Hay padres e hijos sentados bajo un alcanfor hablando sin terminar de decir, fumando, buscando en el humo palabras que puedan explicar lo inexplicable. Hay un viaje a París, una historia imposible o casi. Vecindades con lo que hubiera sido de no ser por lo que fue. Historias que se cuentan por partes. Inseguridades que se esconden atrás de una sonrisa o de un repasador tirado a la cara. Fotos de épocas mejores, vistas con ojos de arqueólogo. Un hijo que busca el momento de la fisura, el instante en que todo empezó a desmoronarse, la curva que no había que agarrar. Fotos miradas con desesperación pero también con esperanza.
También está la sentencia científica de la imposibilidad de ser padre. El amor después del desamor. Un sentimiento persistente, más allá de viajes, paredes de piedra y lejanías geográficas. La soledad de un balcón, el mate y un vecino que se pasea por el fondo de su casa en pijama. El fútbol y sus celebraciones, un partido con goles y ausencias. El tiempo llevándose todo y la noche como último refugio, donde salir a pasear y a encontrarse con el mundo perdido. La posibilidad de arreglar cosas, de soldarlas; un oficio que no se logra transmitir a la nueva generación.

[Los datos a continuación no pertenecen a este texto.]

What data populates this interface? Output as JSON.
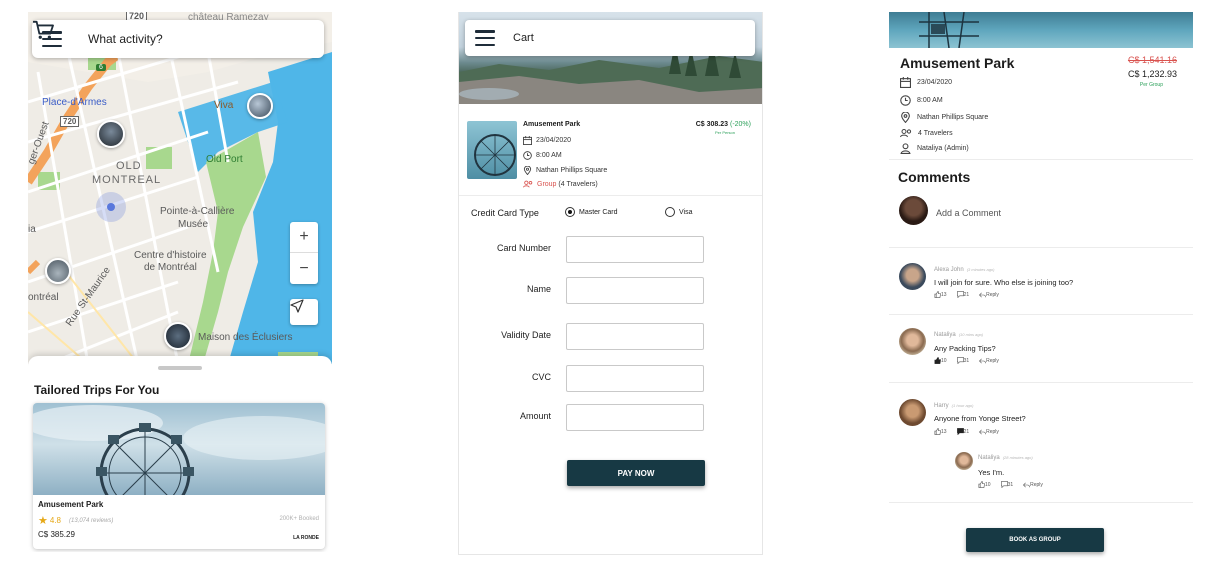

El dolor, la desesperación de un adolescente al conocer la historia de un abuso intrafamiliar. La imposibilidad de soportar una separación. La necesidad de hablar y las palabras quedándose en la garganta, estrellándose contra el vidrio de la incomunicación. La violencia física como lugar de encuentro y su invocación a destiempo. La tristeza de una pareja al descubrirse estafada, sometida al deber de repetir la historia para disimular el gran fracaso de generaciones y generaciones que los precedieron. Madrugadas en bares que ya no existen, en años donde estaba permitido fumar adentro y se terminaba el siglo, una noche cualquiera buscando sin éxito el olvido. La vejez como escenario de una separación, y por último, la insensibilidad, las normas ancestrales condenando a una pareja de desconocidos al cumplimiento de los mandatos.

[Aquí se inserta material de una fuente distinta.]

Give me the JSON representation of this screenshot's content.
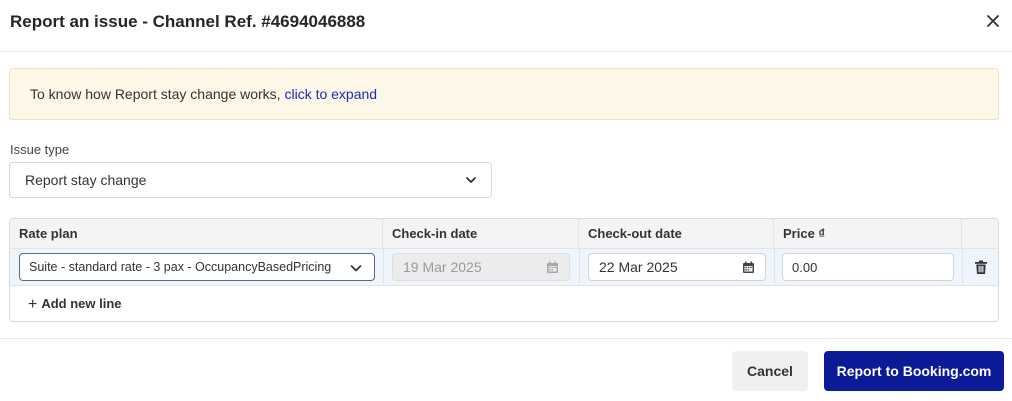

En un mundo donde se predica el triunfo las veinticuatro horas de cada día del año y donde ese triunfo está únicamente relacionado con la producción y el consumo de bienes, ya no innecesarios sino inútiles y absurdos en su mayoría, donde se destruyen vidas a diario y se aniquila el planeta, se abandonan hijos a una niñez solitaria, se explotan abuelas y abuelos bajo la extorsión afectiva, se abusa de empleados y empleadas a quienes su debilidad económica les impide cualquier resistencia, se corrompe, se soporta, y se llega a ser tirano de uno mismo, me pareció interesante remover las capas de pintura y mostrar a los personajes en estado natural. Desconcertados, perdidos, derrotados.
No sé si existe el éxito. No termino de entender de qué se trata.
Sé, en cambio, que existen personas. Hombres y mujeres que ríen y lloran cada tanto. Que se enamoran, envejecen, viven con intensidad, se equivocan, se pierden, algunos se reproducen y todos finalmente mueren. Sobre ellos escribí. Viví sus vidas un rato, que por supuesto son un poco la mía.